Sudan’s military ruler visits Sisi in Egypt
CAIRO - The head of Sudan's ruling military council arrived Saturday in Cairo, where he is to meet President Abdel Fattah al-Sisi, the Egyptian presidency said.
General Abdel Fattah al-Burhan is on his first trip since taking power following the April ouster of president Omar al-Bashir after months of protests.
His visit comes after Sudanese protest leaders announced a two-day strike from Tuesday, as talks with the military over installing civilian rule remain suspended.
The Alliance for Freedom and Change umbrella movement is at odds with the generals over whether the transitional body to rule Sudan should be headed by a military or civilian figure.
Their negotiations have been on hold since Monday.
Egypt, whose President Abdel Fattah al-Sisi currently chairs the African Union, has voiced backing for Sudan's military council.
Egyptian presidential spokesman Bassam Radi said Sisi had received Burhan at the capital's Ittihadia Palace.

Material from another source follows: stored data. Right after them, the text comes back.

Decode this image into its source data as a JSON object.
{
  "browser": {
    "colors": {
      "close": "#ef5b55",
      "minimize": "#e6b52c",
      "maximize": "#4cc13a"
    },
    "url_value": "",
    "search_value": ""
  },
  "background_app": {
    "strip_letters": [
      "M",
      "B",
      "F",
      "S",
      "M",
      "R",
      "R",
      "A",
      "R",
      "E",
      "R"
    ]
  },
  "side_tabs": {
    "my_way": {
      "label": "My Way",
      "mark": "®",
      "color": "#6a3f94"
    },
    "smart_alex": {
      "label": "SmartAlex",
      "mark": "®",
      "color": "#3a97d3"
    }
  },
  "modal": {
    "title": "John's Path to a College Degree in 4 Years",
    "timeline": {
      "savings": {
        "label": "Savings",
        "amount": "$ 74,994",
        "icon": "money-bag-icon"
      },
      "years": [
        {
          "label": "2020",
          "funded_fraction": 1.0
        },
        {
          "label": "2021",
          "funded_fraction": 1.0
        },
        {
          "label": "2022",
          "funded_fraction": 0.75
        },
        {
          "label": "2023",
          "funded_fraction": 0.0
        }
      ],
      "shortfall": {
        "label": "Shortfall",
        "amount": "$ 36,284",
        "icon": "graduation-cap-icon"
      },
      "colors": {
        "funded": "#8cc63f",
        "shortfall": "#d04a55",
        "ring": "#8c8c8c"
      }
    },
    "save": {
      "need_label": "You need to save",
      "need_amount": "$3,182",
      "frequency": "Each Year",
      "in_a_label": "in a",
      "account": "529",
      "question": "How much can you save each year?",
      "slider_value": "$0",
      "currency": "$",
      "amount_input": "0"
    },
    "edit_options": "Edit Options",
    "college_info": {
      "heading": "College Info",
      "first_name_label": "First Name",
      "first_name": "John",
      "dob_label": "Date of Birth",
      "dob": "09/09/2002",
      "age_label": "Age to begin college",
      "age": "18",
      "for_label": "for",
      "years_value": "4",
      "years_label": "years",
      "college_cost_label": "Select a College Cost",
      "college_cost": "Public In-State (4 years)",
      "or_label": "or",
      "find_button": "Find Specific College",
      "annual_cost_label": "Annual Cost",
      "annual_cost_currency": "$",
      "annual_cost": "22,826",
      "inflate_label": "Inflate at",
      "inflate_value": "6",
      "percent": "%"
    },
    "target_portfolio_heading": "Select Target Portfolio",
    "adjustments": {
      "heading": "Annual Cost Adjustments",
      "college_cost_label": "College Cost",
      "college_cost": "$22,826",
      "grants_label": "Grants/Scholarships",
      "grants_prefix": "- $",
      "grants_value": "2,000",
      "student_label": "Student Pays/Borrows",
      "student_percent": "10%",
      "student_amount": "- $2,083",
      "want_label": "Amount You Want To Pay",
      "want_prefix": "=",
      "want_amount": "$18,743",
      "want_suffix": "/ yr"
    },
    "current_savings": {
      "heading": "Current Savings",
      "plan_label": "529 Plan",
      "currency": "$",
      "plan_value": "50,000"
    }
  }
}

Last month he hosted a summit where African nations urged the regional bloc to allow Khartoum "more time" for a handover to civilian rule.
Protest leaders were set to hold meetings with demonstrators at a sit-in outside the army headquarters in Khartoum on Saturday to discuss how to resolve the deadlock.
On Friday they said their strike at "public and private institutions and companies", accompanied by civil disobedience, was "an act of peaceful resistance with which we have been forced to proceed".
Thousands of protesters remain at the sit-in to demand the departure of the generals who seized power after ousting Bashir.
Protest leaders have also called for people to march Sunday from residential areas of Khartoum towards the sit-in.
Several rounds of talks have so far failed to finalise the makeup of the new ruling body, although the two sides have agreed it will hold power for a transitional period of three years.
Western nations have called on the generals to hand power to a civilian administration, while the ruling army council has received support from regional powers including Saudi Arabia and the United Arab Emirates -- both close allies of Egypt.